Materials and methods:
In this section, you must provide the reader with a complete set of instructions for doing this lab. The materials must be included in these instructions. Do not just list the materials and then list a step by step (i.e., 1, 2, 3, …) procedure!
The reader should be able to repeat the experiment exactly, just from what you say in this section.
Results:
This section contains only results . This includes your data in a table (called a table), and a graph. Make sure that you use the data to determine the sucrose concentraton and tell what the concentration is. Put the data in a table, with a title. See instructions below.
To make a data table in Microsoft Word:
1) Go to Table > Insert > Table
2) Select the number of rows and columns (in this case, you want 6 columns and 7 rows).
3) Click OK
To make the graph in Excel:
1) Launch Excel
2) Enter your data as shown below
Molarity Sucrose % Change in Mass
0.0
0.2
0.4
0.6
## (don’t put % sign here)
##
##
##
0.8
1.0
##
##
3) With the mouse, click and drag to highlight all the data, including the headings.

4) Click on the chart icon (this is the icon that looks like a little bar graph), or, go to Insert >
Chart.
5) Select as the chart type, XY (scatter), then select the one with a no line connecting the points.
Click next.
6) Click next again. In this window, you can add your title, and your X-axis and Y-axis labels.
You can delete the legend, as long as your X and Y-axes are properly labelled. Your title should begin Figure 1:
7) Click next, and save the chart as a new sheet. This will make your graph full page size.
8) On the graph, double click on one of the numbers on the X-axis. You will get a dialog box.
Select the Scale tab, and set the major unit to 0.1 and the minor unit to 0.02. Next, select the
Patterns tab, and click on the box for “minor tick mark type - cross.” Click OK.

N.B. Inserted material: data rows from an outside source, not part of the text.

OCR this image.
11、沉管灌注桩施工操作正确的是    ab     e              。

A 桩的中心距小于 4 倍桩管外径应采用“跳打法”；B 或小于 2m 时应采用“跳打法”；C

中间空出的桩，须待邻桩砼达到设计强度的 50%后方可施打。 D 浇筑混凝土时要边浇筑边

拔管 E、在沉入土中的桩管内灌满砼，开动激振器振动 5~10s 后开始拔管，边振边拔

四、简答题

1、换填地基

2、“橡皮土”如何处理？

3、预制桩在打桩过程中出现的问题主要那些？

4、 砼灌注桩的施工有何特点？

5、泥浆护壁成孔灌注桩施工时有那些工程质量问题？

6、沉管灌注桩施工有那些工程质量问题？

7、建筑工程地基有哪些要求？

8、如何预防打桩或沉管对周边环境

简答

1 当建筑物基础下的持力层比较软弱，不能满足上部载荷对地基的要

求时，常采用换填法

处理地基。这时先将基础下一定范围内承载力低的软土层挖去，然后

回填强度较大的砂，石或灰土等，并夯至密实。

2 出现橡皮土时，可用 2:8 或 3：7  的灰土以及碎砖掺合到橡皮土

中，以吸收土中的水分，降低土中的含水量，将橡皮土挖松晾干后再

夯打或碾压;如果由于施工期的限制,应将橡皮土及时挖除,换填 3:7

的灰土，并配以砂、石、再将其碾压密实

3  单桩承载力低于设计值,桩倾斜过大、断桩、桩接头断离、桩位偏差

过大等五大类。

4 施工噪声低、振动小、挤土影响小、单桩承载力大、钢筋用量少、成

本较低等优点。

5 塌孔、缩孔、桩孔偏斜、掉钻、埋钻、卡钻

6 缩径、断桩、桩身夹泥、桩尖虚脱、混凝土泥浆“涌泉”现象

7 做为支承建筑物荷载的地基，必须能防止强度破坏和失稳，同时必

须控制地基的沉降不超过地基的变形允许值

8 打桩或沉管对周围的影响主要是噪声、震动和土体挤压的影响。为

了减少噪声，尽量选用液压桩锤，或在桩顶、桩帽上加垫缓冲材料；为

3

9) On the graph, click on one of the data points. Then go to Chart > Add trendline .
10) Under type, select linear. Click OK.
11) On the graph, double click the trendline you just added. You will get a dialog box. Select the options tab, and click “display equation on chart.” Click OK.
Your graph is now done. You can print it out and attach it to the back of the report. For determining the equilibrium point, you can take the equation from the graph, set Y to zero, and solve for X.
Discussion:
Your discussion should start by restating the reasons for doing this lab. Then you should state your conclusion (what the sugar concentration was). Next, state the relevance of your results. That is, state any reasons why we might want to know this.
The discussion is also where you must discuss any possible sources of error. Be careful here. DO NOT tell me that you might have made a mistake in reading the balance or in calculating your results. The sources of error that are important are related to the procedure you followed. For one example, was there anything you did or did not do that might have altered your masses? Is there a possible problem with the procedure itself that might have affected your results? How might you do the lab differently to address this problem?